Nothing refreshes the eye in late summer like the cool, lush blossoms of hydrangeas. Their large, soft, multi-petaled flowers suit them for formal flower arrangements as well as casual bouquets. Available in an increasing variety of colors, hydrangeas serve as reliable perennial sources of beauty, even when weather becomes humid and dreary.
Select a sunny or partially-shaded area in your yard for best bloom performance. Hydrangeas tend to do best in moist, loamy soil and are shade tolerant. While hydrangeas grow in all temperate hardiness zones (4 through 7), fewer varieties are available in higher and lower temperature zones.
Plant your hydrangea in early spring or mid-fall to allow root systems to establish in cool soil. Good root development is important to hydrangeas, as to any long-lived perennial shrub.
Dig a hole twice the size and depth of the hydrangea's root ball or pot. Fill the hole with water to check drainage. If water is still standing in the hole 30 minutes later, dig an equal amount of peat-moss or shredded bark mulch into the soil you have removed from the hole. Use this soil mix to fill the hole, covering the top of the root ball to a depth of 1 to 2 inches.

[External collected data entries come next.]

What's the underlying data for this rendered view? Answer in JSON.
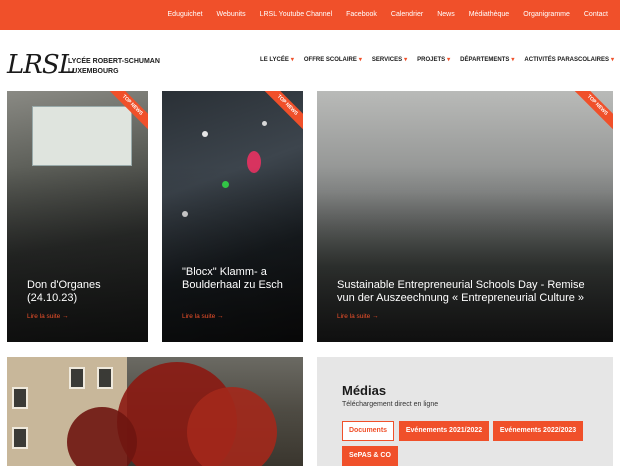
{
  "topbar": {
    "links": [
      "Eduguichet",
      "Webunits",
      "LRSL Youtube Channel",
      "Facebook",
      "Calendrier",
      "News",
      "Médiathèque",
      "Organigramme",
      "Contact"
    ]
  },
  "brand": {
    "logo_mark": "LRSL",
    "line1": "LYCÉE ROBERT-SCHUMAN",
    "line2": "LUXEMBOURG"
  },
  "nav": {
    "items": [
      "LE LYCÉE",
      "OFFRE SCOLAIRE",
      "SERVICES",
      "PROJETS",
      "DÉPARTEMENTS",
      "ACTIVITÉS PARASCOLAIRES"
    ]
  },
  "ribbon_label": "TOP NEWS",
  "read_more": "Lire la suite →",
  "news": [
    {
      "title": "Don d'Organes (24.10.23)"
    },
    {
      "title": "\"Blocx\" Klamm- a Boulderhaal zu Esch"
    },
    {
      "title": "Sustainable Entrepreneurial Schools Day - Remise vun der Auszeechnung « Entrepreneurial Culture »"
    }
  ],
  "media": {
    "title": "Médias",
    "subtitle": "Téléchargement direct en ligne",
    "buttons": [
      "Documents",
      "Evénements 2021/2022",
      "Evénements 2022/2023",
      "SePAS & CO"
    ]
  },
  "colors": {
    "accent": "#f0502a"
  }
}
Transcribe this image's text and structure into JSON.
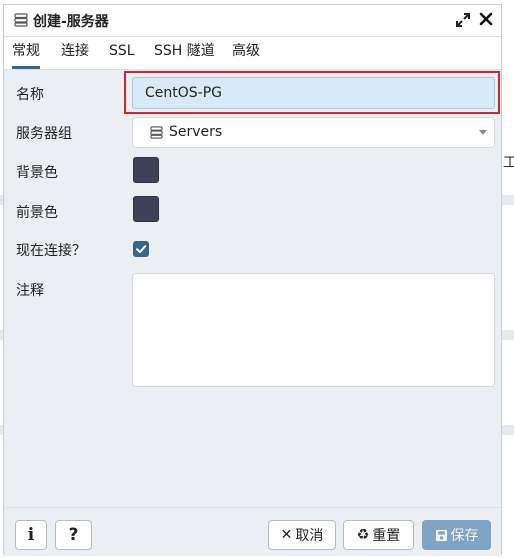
{
  "dialog": {
    "title": "创建-服务器",
    "tabs": [
      {
        "label": "常规",
        "active": true
      },
      {
        "label": "连接",
        "active": false
      },
      {
        "label": "SSL",
        "active": false
      },
      {
        "label": "SSH 隧道",
        "active": false
      },
      {
        "label": "高级",
        "active": false
      }
    ],
    "form": {
      "name_label": "名称",
      "name_value": "CentOS-PG",
      "group_label": "服务器组",
      "group_value": "Servers",
      "bg_color_label": "背景色",
      "bg_color": "#3f4159",
      "fg_color_label": "前景色",
      "fg_color": "#3f4159",
      "connect_now_label": "现在连接？",
      "connect_now_checked": true,
      "comment_label": "注释",
      "comment_value": ""
    },
    "footer": {
      "info_label": "i",
      "help_label": "?",
      "cancel_label": "取消",
      "reset_label": "重置",
      "save_label": "保存"
    }
  },
  "background": {
    "peek_char": "工"
  },
  "colors": {
    "accent": "#326690",
    "highlight_border": "#d6242a",
    "name_field_bg": "#d5ebf7",
    "save_button_bg": "#7fa3c2"
  }
}
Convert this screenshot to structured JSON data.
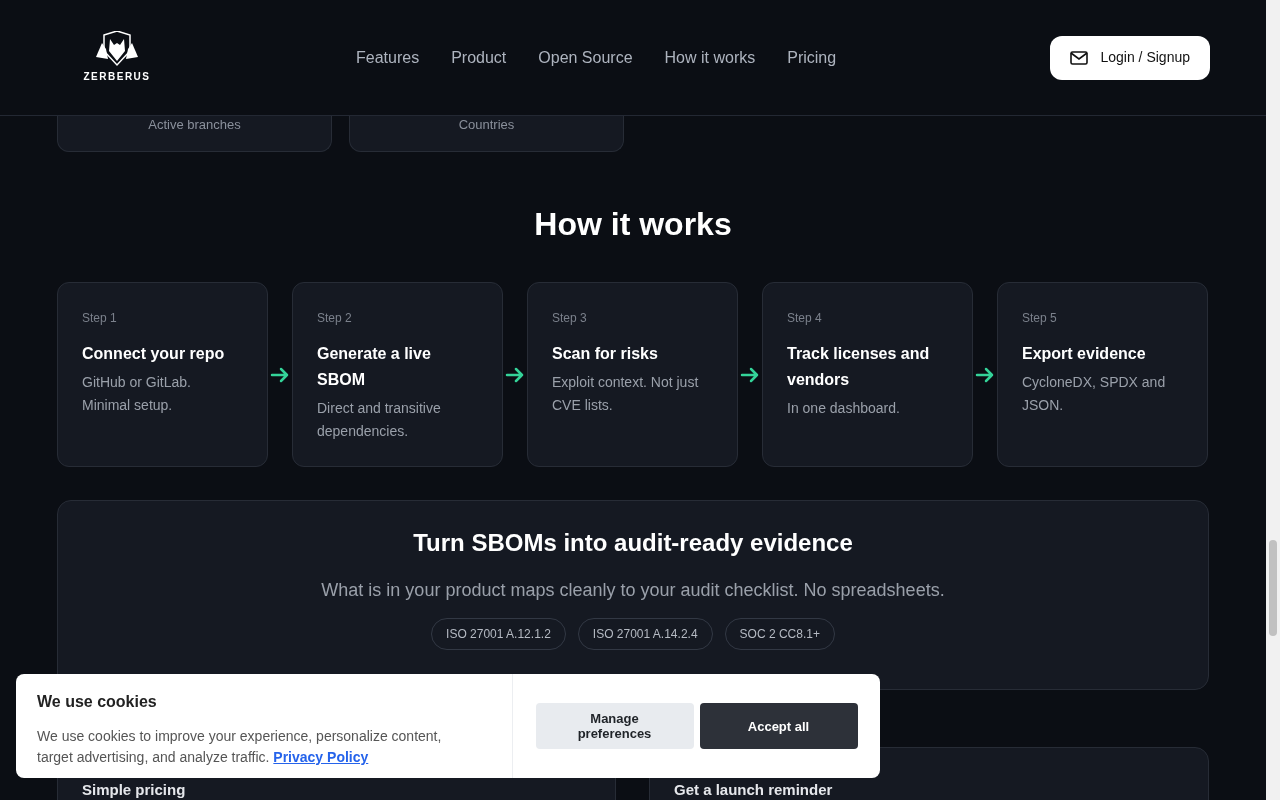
{
  "header": {
    "logo_text": "ZERBERUS",
    "nav": [
      "Features",
      "Product",
      "Open Source",
      "How it works",
      "Pricing"
    ],
    "login_button": "Login / Signup"
  },
  "stats": [
    "Active branches",
    "Countries"
  ],
  "how_it_works": {
    "title": "How it works",
    "steps": [
      {
        "step": "Step 1",
        "title": "Connect your repo",
        "text": "GitHub or GitLab. Minimal setup."
      },
      {
        "step": "Step 2",
        "title": "Generate a live SBOM",
        "text": "Direct and transitive dependencies."
      },
      {
        "step": "Step 3",
        "title": "Scan for risks",
        "text": "Exploit context. Not just CVE lists."
      },
      {
        "step": "Step 4",
        "title": "Track licenses and vendors",
        "text": "In one dashboard."
      },
      {
        "step": "Step 5",
        "title": "Export evidence",
        "text": "CycloneDX, SPDX and JSON."
      }
    ]
  },
  "evidence": {
    "title": "Turn SBOMs into audit-ready evidence",
    "subtitle": "What is in your product maps cleanly to your audit checklist. No spreadsheets.",
    "tags": [
      "ISO 27001 A.12.1.2",
      "ISO 27001 A.14.2.4",
      "SOC 2 CC8.1+"
    ]
  },
  "bottom_cards": [
    "Simple pricing",
    "Get a launch reminder"
  ],
  "cookie_banner": {
    "title": "We use cookies",
    "text": "We use cookies to improve your experience, personalize content, target advertising, and analyze traffic.",
    "link": "Privacy Policy",
    "buttons": [
      {
        "label": "Manage preferences",
        "kind": "secondary"
      },
      {
        "label": "Accept all",
        "kind": "primary"
      }
    ]
  }
}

Add a handful of aluminum sulfate or evergreen-friendly fertilizer to the soil mix if planting in the spring. Do not fertilize hydrangeas in the fall; this can stimulate growth that will be damaged by frost and freezing weather.
Water the plant thoroughly and tamp down the surrounding soil with your foot. This eliminates air spaces that may dry out and possibly kill root systems, and seats your plant securely.